Sadly enough, it will not be true (in general) that f(X)=Cl(f(A)). But, it is true that

$$f(X)=Cl(f(A))\cap f(X)$$

obivously. Now, does theorem 17.4 page 95 give us anything interesting?

 

[radou]

ystael, thanks for the quick reply.

"Countable density" is not a property; a countable dense subset is a subset which is both countable and dense.

I'm perfectly aware of that, I was only being a bit informal. :)

OK. Stop right here. At this point you need to prove that $$f(A)$$ is (1) countable and (2) dense in $$f(X)$$.

(1) should be easy to see.

Before you go making any detailed argument for (2), ask yourself: What is the definition of "$$f(A)$$ is dense in $$f(X)$$"? Does it look familiar?

OK, as I stated, countability is trivial.

For (2), f(A) is dense in f(X) if Cl(f(A)) = f(X). I could assume it isn't to arrive at a contradiction, that was my aim. So, assume there is some y in Cl(f(A)) which doesn't equal f(x) for any x in X.

 

[radou]

Sadly enough, it will not be true (in general) that f(X)=Cl(f(A)). But, it is true that

$$f(X)=Cl(f(A))\cap f(X)$$

obivously. Now, does theorem 17.4 page 95 give us anything interesting?

Oh, it gives us immediately that the closure of f(A) in f(X) equals Cl(f(A))$$\cap$$f(X)!

 

[ystael]

Edit: The below was a reply to your second-last comment, so I see that you have already seen the problem.

Nope. Stop. You're thinking too hard. :)

You already observed that $$f(X) = f(\overline{A}) \subset \overline{f(A)}$$.

Now, just now, you said "$$f(A)$$ is dense in $$f(X)$$ if $$\overline{f(A)} = f(X)$$." This definition is actually slightly incorrect. To see how it is incorrect, let $$Y = \mathbb{R}$$, $$X = \mathbb{R} \setminus \{0\}$$, $$A = \mathbb{Q} \setminus \{0\}$$, $$f(x) = x$$ be the inclusion map $$X \to Y$$. Here $$f(A)$$ is certainly dense in $$f(X)$$, but $$\overline{f(A)} \neq f(X)$$.

Based on this example, correct your definition, and you should see that you are already done.

 

[radou]

OK, I'll think about this a bit later, since I have to go. Btw, the only definiton I was using was the one from Munkres, i.e.

Definition. A subset A of a space X is said to be dense in X is Cl(A) = X.

 

[radou]

I've done a bit research, and it seems that the definition of "density" I gave applies only to metric spaces, right?

In a general topological space X, a subset A of X is dense in X if any x in X either belongs to A or is a limit point of A.

A limit point of a set A is a point x such that every of its neighborhoods intersect A in a point other than x itself.

Now, in our case, let y be a point in f(X).
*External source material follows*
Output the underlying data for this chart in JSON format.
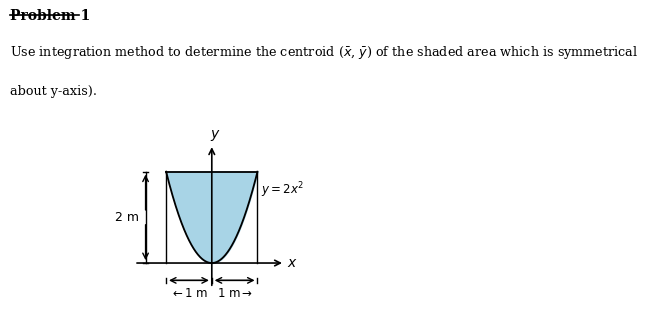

Suppose y doesn't belong to f(A). Let's show it is a limit point of A. Let V be a neighborhood of y in f(X). Since f is continuous, its inverse image U is open in X, and contains no points of A. Take any point x in U. Since A is countably dense in X, x is a limit point of A, so U intersects A at some point other than x. But then f(U) = V intersects f(A) in some point other than y itself, and hence y is a limit point of f(A). So, f(A) is dense in f(X). (Countably dense, by what we have shown earlier)

 

[ystael]

No -- the definition "$$A \subset X$$ is dense in $$X$$ if $$\overline{A} = X$$" is correct for general topological spaces. The catch is that you always need to be perfectly clear what the ambient space is in which you take the closure.

Also -- again, the phrase "countably dense" is not used, because the quality of countability is a property of the set, not of its density property.

 

[radou]

No -- the definition "$$A \subset X$$ is dense in $$X$$ if $$\overline{A} = X$$" is correct for general topological spaces. The catch is that you always need to be perfectly clear what the ambient space is in which you take the closure.

Also -- again, the phrase "countably dense" is not used, because the quality of countability is a property of the set, not of its density property.

I was using "A is countably dense in X" as a synonym for A is a countable subset of X, which is dense in X. Just to shorten things up. In this situation I thought there would be no disambiguity, so I am being a bit inprecise.

 

[radou]

Btw, now I realize that my conclusion from post #8 was false, since Cl(A) = A U A', where A is the set of all the limit points of A, and if A is a subset of X, and if it is dense in X, then every x in X is either in A or a limit point of A, hence X = Cl(A).